Consistent with in vitro anti-proliferative effects, 7-formyl-10-methylisoellipticine displayed promising anti-tumour activity in an AML xenograft model (Fig. 6). Although the given dose did not completely eradicate the tumour, it did significantly impede its growth throughout the experiment. It is known that AML is most often treated by combination therapy [37]. Therefore to completely eradicate the tumour it may be necessary to design a regimen that combines 7-formyl-10-methylisoellipticine with another drug.

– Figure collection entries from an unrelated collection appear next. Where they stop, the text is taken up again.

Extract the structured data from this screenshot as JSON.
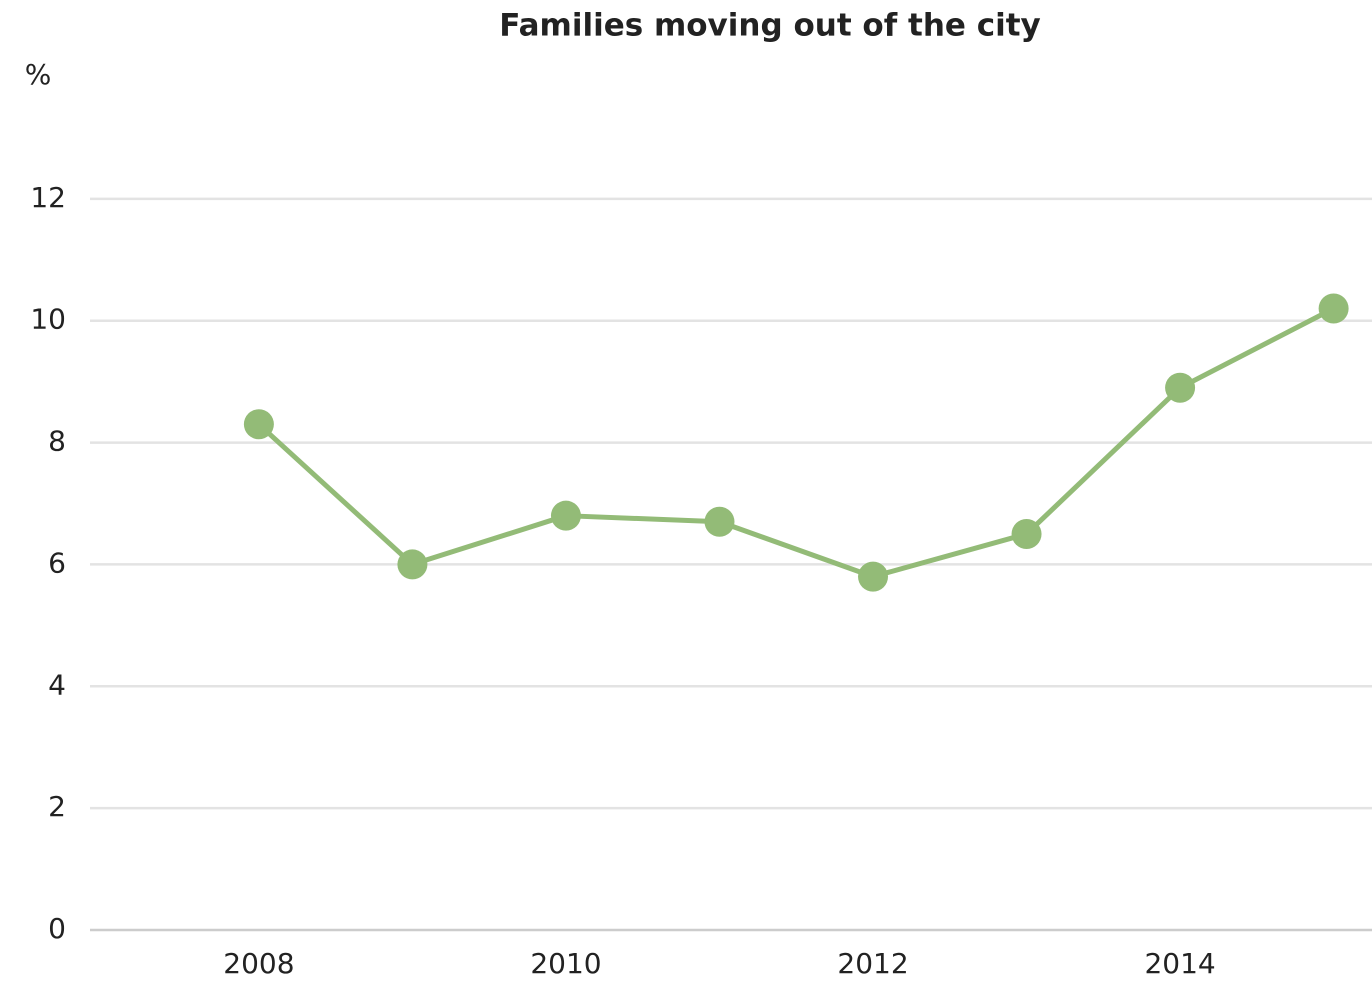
{
  "chart_data": {
    "type": "line",
    "title": "Families moving out of the city",
    "y_label": "%",
    "x": [
      2008,
      2009,
      2010,
      2011,
      2012,
      2013,
      2014,
      2015
    ],
    "series": [
      {
        "name": "Families moving out of the city",
        "color": "#93bb77",
        "values": [
          8.3,
          6.0,
          6.8,
          6.7,
          5.8,
          6.5,
          8.9,
          10.2
        ]
      }
    ],
    "xlim": [
      2006.9,
      2015.25
    ],
    "xticks": [
      2008,
      2010,
      2012,
      2014
    ],
    "ylim": [
      0,
      14
    ],
    "yticks": [
      0,
      2,
      4,
      6,
      8,
      10,
      12
    ],
    "grid": true
  }
}
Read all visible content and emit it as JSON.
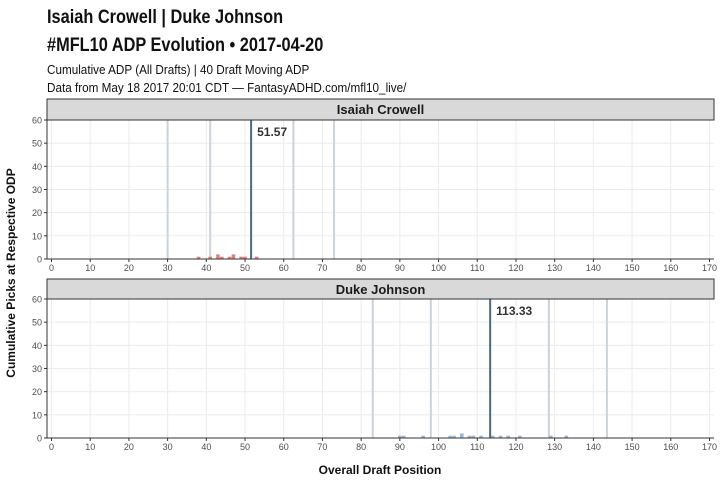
{
  "header": {
    "title_line1": "Isaiah Crowell | Duke Johnson",
    "title_line2": "#MFL10 ADP Evolution • 2017-04-20",
    "subtitle_line1": "Cumulative ADP (All Drafts) | 40 Draft Moving ADP",
    "subtitle_line2": "Data from May 18 2017 20:01 CDT — FantasyADHD.com/mfl10_live/"
  },
  "chart_data": {
    "type": "bar",
    "xlabel": "Overall Draft Position",
    "ylabel": "Cumulative Picks at Respective ODP",
    "xlim": [
      0,
      170
    ],
    "ylim": [
      0,
      60
    ],
    "x_ticks": [
      0,
      10,
      20,
      30,
      40,
      50,
      60,
      70,
      80,
      90,
      100,
      110,
      120,
      130,
      140,
      150,
      160,
      170
    ],
    "y_ticks": [
      0,
      10,
      20,
      30,
      40,
      50,
      60
    ],
    "grid": true,
    "panels": [
      {
        "name": "Isaiah Crowell",
        "bar_color": "#e08080",
        "adp": 51.57,
        "adp_label": "51.57",
        "reference_lines": [
          30,
          41,
          62.5,
          73
        ],
        "bars": [
          {
            "x": 38,
            "y": 1
          },
          {
            "x": 41,
            "y": 1
          },
          {
            "x": 43,
            "y": 2
          },
          {
            "x": 44,
            "y": 1
          },
          {
            "x": 46,
            "y": 1
          },
          {
            "x": 47,
            "y": 2
          },
          {
            "x": 49,
            "y": 1
          },
          {
            "x": 50,
            "y": 1
          },
          {
            "x": 53,
            "y": 1
          }
        ]
      },
      {
        "name": "Duke Johnson",
        "bar_color": "#9fb8d6",
        "adp": 113.33,
        "adp_label": "113.33",
        "reference_lines": [
          83,
          98,
          128.5,
          143.5
        ],
        "bars": [
          {
            "x": 90,
            "y": 1
          },
          {
            "x": 91,
            "y": 1
          },
          {
            "x": 96,
            "y": 1
          },
          {
            "x": 103,
            "y": 1
          },
          {
            "x": 104,
            "y": 1
          },
          {
            "x": 106,
            "y": 2
          },
          {
            "x": 108,
            "y": 1
          },
          {
            "x": 109,
            "y": 1
          },
          {
            "x": 111,
            "y": 1
          },
          {
            "x": 114,
            "y": 1
          },
          {
            "x": 116,
            "y": 1
          },
          {
            "x": 118,
            "y": 1
          },
          {
            "x": 121,
            "y": 1
          },
          {
            "x": 129,
            "y": 1
          },
          {
            "x": 133,
            "y": 1
          }
        ]
      }
    ]
  }
}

We have showed that 7-formyl-10-methylisoellipticine has a potent cytotoxic effect on leukaemia cells, which is at least partially mediated by the induction of mitochondrial ROS. We aim to continue to investigate the mechanism of action of this novel compound class, which we believe has a clear potential clinical application. Furthermore, our study documents for the first time the therapeutic potential of an isoellipticine compound in a subcutaneous AML cell-derived xenograft (CDX) model, and future studies will evaluate therapeutic profiles of 7-formyl-10-methylisoellipticine in the orthotopic AML patient-derived xenograft (PDX) models [38]. We anticipate that the recent research on ellipticine derivatives, such as this study, will lead the development of an ellipticine analogue that may be employed clinically.